“Bagres” e milionários: bastidores do cartel anestésico revelado pela polícia

Uma investigação da Polícia Civil do Distrito Federal expôs um suposto esquema de monopólio que controla há décadas o mercado de anestesiologia na capital federal. No centro da trama está a Cooperativa dos Médicos Anestesiologistas do DF (Coopanest-DF), acusada de comandar um sistema fechado, excludente e altamente lucrativo em hospitais privados.

Segundo as apurações, a Coopanest estrutura sua atuação por meio de grupos exclusivos de anestesistas que dominam determinadas unidades hospitalares. Cada hospital funciona como um “feudo”, onde apenas os médicos ligados à cooperativa conseguem trabalhar. Profissionais independentes ou recém-chegados ao DF são barrados, a menos que sejam aceitos pela própria cooperativa e pelo grupo dominante no local.

Sistema de exclusão

Depoimentos colhidos pela Polícia Civil revelam um ambiente de intimidação e boicote a quem tenta romper com o monopólio. Médicos autônomos são sistematicamente excluídos e, caso desafiem o sistema, enfrentam retaliações como perda de plantões, isolamento profissional e até ameaças veladas.

Para atuar na rede privada, os anestesistas precisam da chancela da Coopanest e de um grupo estabelecido. Caso contrário, tornam-se “párias” no mercado, como descreveu um dos profissionais ouvidos na investigação.

“Tabela da chantagem”

A força da cooperativa se sustenta, entre outros fatores, por sua exclusividade junto aos planos de saúde. Todos os procedimentos anestésicos realizados na rede privada são faturados pela própria Coopanest, que repassa parte dos valores aos grupos — e retém a outra parte.

Hospitais e operadoras de saúde não têm poder de negociação. São obrigados a aceitar a chamada “tabela da Coopanest”, cujos valores chegam a ser sete vezes superiores aos das tabelas de referência do mercado, como a CBHPM e a AMBR. Quem contesta os valores enfrenta boicotes: cancelamentos de cirurgias, recusa de anestesistas e colapso no atendimento.

Um convênio ligado à Força Aérea Brasileira foi descredenciado após discordar dos preços. Uma clínica de radioterapia teve que interromper o atendimento por falta de anestesistas, após tentar contratar profissionais de fora da cooperativa — todos, segundo a investigação, estariam ligados direta ou indiretamente à Coopanest.

Retaliações e poder concentrado

O episódio mais emblemático ocorreu quando um hospital de grande porte rompeu com uma clínica associada à cooperativa. A reação foi imediata: anestesistas abandonaram os plantões, cirurgias foram canceladas e médicos que aceitaram substituir os faltantes foram pressionados. O hospital chegou a operar com apenas quatro anestesistas para toda a demanda, levando à suspensão de centenas de procedimentos.

A investigação também revelou uma hierarquia rígida dentro da cooperativa. Médicos que não fazem parte da “sociedade majoritária” são conhecidos como “bagres” e ficam com os plantões mais difíceis — noturnos, fins de semana e cirurgias de risco — recebendo valores fixos por hora. Enquanto isso, os lucros ficam concentrados nas mãos dos sócios que controlam contratos e escalas.

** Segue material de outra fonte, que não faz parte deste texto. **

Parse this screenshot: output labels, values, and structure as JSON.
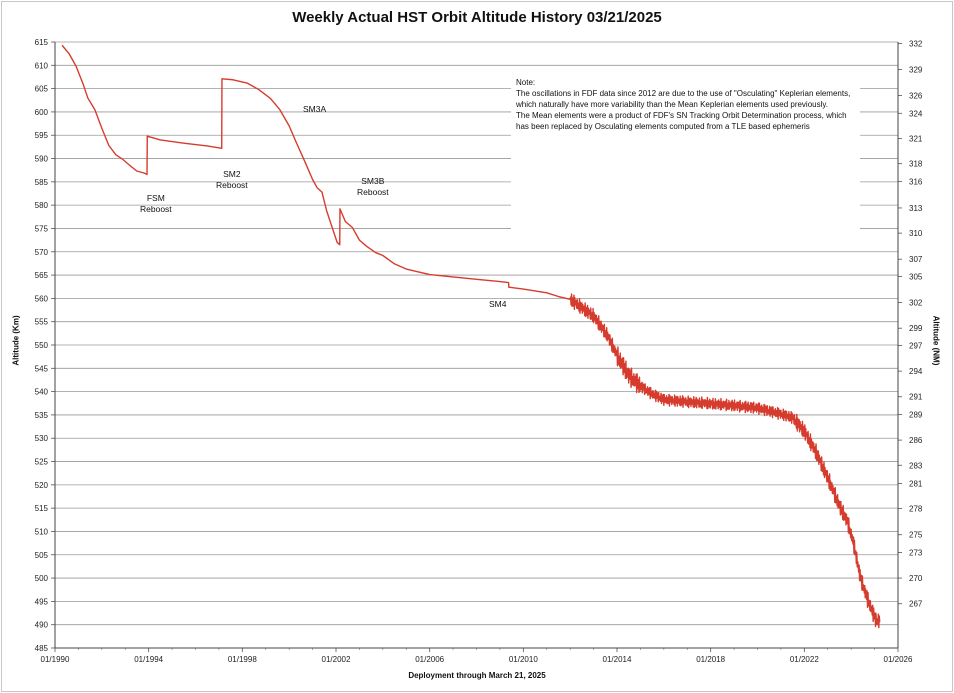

Impacto no sistema público

O domínio da Coopanest-DF também atinge o setor público. Hospitais como o da Criança de Brasília e até a Secretaria de Saúde do DF relataram dificuldades para contratar anestesistas devido aos altos valores exigidos. Um levantamento citado aponta que mais de 1.300 cirurgias, incluindo 500 pediátricas, deixaram de ser realizadas por inviabilidade financeira.

Operação Toque de Midaz

Essas práticas são alvo da Operação Toque de Midaz, deflagrada em abril pela Polícia Civil e pelo Ministério Público do DF. A ação cumpriu mandados de busca e apreensão contra anestesiologistas e dirigentes da cooperativa investigados por cartel, organização criminosa, constrangimento ilegal e lavagem de dinheiro.

O nome da operação faz referência ao rei Midas, símbolo da ganância, e ao sedativo Midazolam, amplamente usado em procedimentos anestésicos.

Em nota, a Coopanest-DF negou as acusações e afirmou que “nunca houve e não há cartel” em sua atuação. A cooperativa declarou atuar eticamente há mais de 40 anos.